Frame Pack: Generate Longer Videos with low VRAM

framepack image to video generation model

Video generation has always been a resource-intensive task, often requiring powerful GPUs and significant processing time. But what if you could generate high-quality videos on a average level GPU? FramePack, a creative approach that's changing how we think about next-frame prediction models for video generation.

It is an image to video diffusion framework developed by researchers Lvmin Zhang and Maneesh Agrawala (the same Lvmin Zhang who also created ControlNet and IC-Light). 

Unlike traditional video AI models that we already used, consume excessive memory and often crash on consumer hardware, FramePack is designed to run smoothly on everyday computers, even a laptop with just 6GB of VRAM can generate full 30fps videos but with at least 30 GB of system RAM. You can get more detailed insights from their research paper.


Installation

1. Get ComfyUI installed if are new user. Older user have to update it from the Manager by clicking "Update ComfyUI".

2. Move into "ComfyUI/custom_nodes" folder. Clone the Kijai's y using the following command by typing into command prompt:

git clone https://github.com/kijai/ComfyUI-FramePackWrapper.git

3. Then install the required dependencies using following command into command prompt.

For normal ComfyUI users:

pip install -r requirements.txt

For ComfyUI portable user. Move inside ComfyUI_windows_portable folder and use this command:

python_embeded\python.exe -m pip install -r ComfyUI\custom_nodes\ComfyUI-FramePackWrapper\requirements.txt

4. Now, download the required base models, Text encoders, VAE, and clip Vision.

Here, we want to mention is that if you are already using the native support for HunyuanVideo by ComfyUI also described in our tutorial, you do not need to download these models (Text encoders, VAE, and clip Vision) as the project uses the same models. You only need to download the FramePack I2V diffusion model.


Download clipvision, text encoders, vae

If you have not used, download and place these models into their respective folders:

-Download Clip Vision files , SigClip and put it in your ComfyUI/models/clip_vision folder.

-Download Text Encoders files and save them into your ComfyUI/models/text_encoders directory.

-Download VAE model then put it into your your ComfyUI/models/vae folder.


5. Now, download the FramePack diffusion model. Create folders inside "ComfyUI/models/diffusers/" folder as  lllyasviel . Move inside it and create new folder FramePackI2V_HY folder and save the model inside it.

FramePack F1 also been officially released that uses single direction prediction rather than older model that uses the bi-directional prediction. You can download these and store them into the same folder described above.

or other alternative is by using the converted model by developer Kijai.

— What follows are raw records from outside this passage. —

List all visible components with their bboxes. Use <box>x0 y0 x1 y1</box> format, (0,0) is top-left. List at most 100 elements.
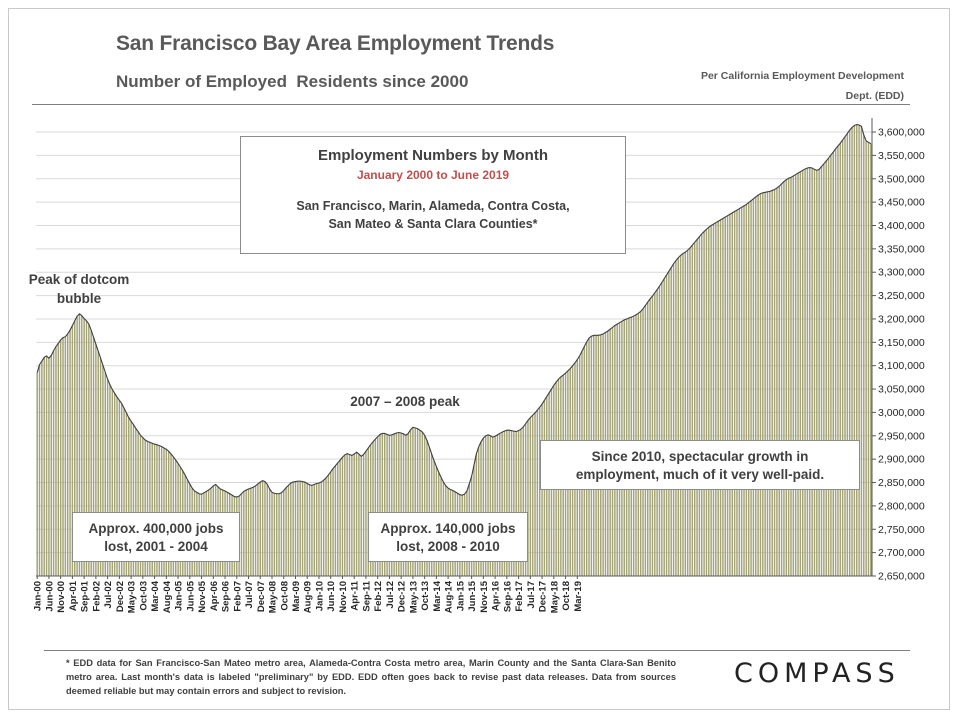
bar <box>839 143 842 577</box>
bar <box>426 440 428 576</box>
bar <box>55 346 57 576</box>
bar <box>97 351 99 576</box>
bar <box>92 337 95 576</box>
y-tick-label: 3,550,000 <box>878 150 925 162</box>
bar <box>865 140 867 576</box>
bar <box>156 444 158 576</box>
bar <box>393 433 395 576</box>
bar <box>515 431 517 576</box>
bar <box>809 167 811 577</box>
bar <box>661 282 663 576</box>
bar <box>391 434 393 576</box>
bar <box>802 170 804 576</box>
bar <box>780 183 783 576</box>
bar <box>825 161 827 576</box>
x-tick-label: Nov-05 <box>197 580 208 612</box>
y-tick-label: 2,800,000 <box>878 500 925 512</box>
bar <box>806 168 809 576</box>
bar <box>794 174 797 577</box>
bar <box>726 215 729 576</box>
bar <box>686 250 689 576</box>
dotcom-line-1: Peak of dotcom <box>28 272 130 287</box>
bar <box>144 440 146 576</box>
bar <box>261 480 264 576</box>
bar <box>834 148 837 576</box>
bar <box>790 177 792 576</box>
bar <box>766 191 769 576</box>
bar <box>128 417 130 576</box>
bar <box>130 421 132 576</box>
bar <box>297 481 299 576</box>
bar <box>745 204 748 576</box>
y-tick-label: 3,050,000 <box>878 384 925 396</box>
bar <box>137 431 139 576</box>
bar <box>132 424 135 576</box>
x-tick-label: Feb-17 <box>514 581 525 612</box>
bar <box>240 493 243 576</box>
bar <box>45 355 48 576</box>
x-axis-ticks: Jan-00 Jun-00 Nov-00 Apr-01 Sep-01 Feb-02 Jul-… <box>33 576 584 613</box>
bar <box>513 431 515 576</box>
bar <box>536 410 539 576</box>
bar <box>50 355 52 576</box>
bar <box>66 333 69 576</box>
info-box-counties-2: San Mateo & Santa Clara Counties* <box>328 217 538 231</box>
x-tick-label: Mar-04 <box>150 580 161 611</box>
bar <box>787 178 790 577</box>
dotcom-line-2: bubble <box>56 291 102 306</box>
bar <box>250 488 252 576</box>
bar <box>81 315 83 576</box>
info-box-range: January 2000 to June 2019 <box>356 168 510 182</box>
x-tick-label: Feb-12 <box>373 581 384 612</box>
x-tick-label: Jan-10 <box>314 581 325 611</box>
x-tick-label: Nov-00 <box>56 581 67 613</box>
x-tick-label: Jul-12 <box>385 581 396 608</box>
bar <box>508 430 510 576</box>
x-tick-label: Sep-06 <box>221 581 232 612</box>
bar <box>414 427 416 576</box>
bar <box>776 188 778 576</box>
bar <box>665 275 668 576</box>
bar <box>499 433 501 576</box>
bar <box>160 446 163 576</box>
bar <box>757 195 759 577</box>
footer-rule <box>44 650 910 651</box>
bar <box>773 189 776 576</box>
bar <box>259 482 261 576</box>
bar <box>315 483 318 576</box>
source-line-1: Per California Employment Development <box>700 70 904 82</box>
bar <box>827 158 830 576</box>
bar <box>308 484 311 576</box>
bar <box>419 430 421 576</box>
bar <box>301 481 304 576</box>
bar <box>750 200 752 576</box>
bar <box>294 481 297 576</box>
bar <box>647 302 649 576</box>
bar <box>738 208 741 577</box>
x-tick-label: Jan-00 <box>33 581 44 611</box>
x-tick-label: May-03 <box>127 581 138 613</box>
bar <box>856 124 858 576</box>
bar <box>689 247 691 577</box>
bar <box>492 437 494 576</box>
bar <box>398 432 400 576</box>
page-subtitle: Number of Employed Residents since 2000 <box>116 72 469 91</box>
x-tick-label: Dec-17 <box>538 581 549 612</box>
x-tick-label: Jun-05 <box>185 580 196 611</box>
bar <box>337 462 339 576</box>
bar <box>283 490 285 576</box>
footnote: * EDD data for San Francisco-San Mateo m… <box>66 658 676 696</box>
bar <box>313 484 316 576</box>
x-tick-label: Sep-01 <box>80 580 91 612</box>
x-tick-label: May-08 <box>268 581 279 613</box>
bar <box>146 441 149 576</box>
bar <box>85 320 88 576</box>
bar <box>649 298 651 576</box>
bar <box>717 221 719 576</box>
bar <box>531 415 534 576</box>
bar <box>792 175 795 576</box>
source-line-2: Dept. (EDD) <box>845 90 904 102</box>
bar <box>654 292 656 576</box>
x-tick-label: Jun-00 <box>44 581 55 612</box>
bar <box>52 350 55 576</box>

Download the FramePack I2V FP8 or FramePackI2V Fp16 and save this into your "ComfyUI/models/diffusion_models" folder. 

We will update soon whenever the FramePack F1 quantized variant model gets available.

Select the one that suits your hardware and use cases. Fp8 requires low VRAM with lower quality generation whereas FP16 uses high VRAM with high quality output.

6. Restart ComfyUI and refresh it.


Workflow

1. Workflow can be found inside your "ComfyUI/custom_nodes/ComfyUI-FramePackWrapper/example_workflows" folder.

2. Drag and drop into ComfyUI.



Load your FramePack model

(a) Load FramePack I2v Model. You will have two options to load the model. Choose either of the options. First one load the model provided by lllyasviel. Second one is from Kijai's quantized one. - Set the Attention mode (SDPA, Flash Attention, or Sage Attention) and Model precision (BF16, FP16, FP32).

People can use Flash attention or Sage attention to significantly reduce the inference time to almost 30-40%.

Choose your target image

(b) Load your image to convert into video footage.

Select all clip models and text encoders

(c) Load all the clip models and text encoders.

load sigclip model

(d) Load the sigclip model.

load VAE model

(e) Select the VAE model.

Set your image resolution

(f) Set the image resolution. Default set to 512 for lower VRAM users. You can set higher that this if your VRAM supports.


Put your positive prompts

(g) Provide relevant positive prompt into the conditioning. Here, negative conditioning is not required.

Setup configurations for framepack

(h) Set configurations into the FramePack node:

- Set the Video length in seconds

- GPU memory preservation (minimum 6GB)

- Start generation using Run option.

FramePack represents a significant breakthrough in making high-quality video generation accessible to everyday users. Its innovative approach to memory management and bi-directional sampling solves key challenges that have limited video generation on consumer hardware.

While it's particularly well-suited for certain types of videos and has some limitations with complex scene changes, the ability to generate minutes-long videos in a single pass on a laptop GPU is truly revolutionary. For content creators, researchers, and AI enthusiasts, FramePack opens up new possibilities without requiring enterprise-grade hardware.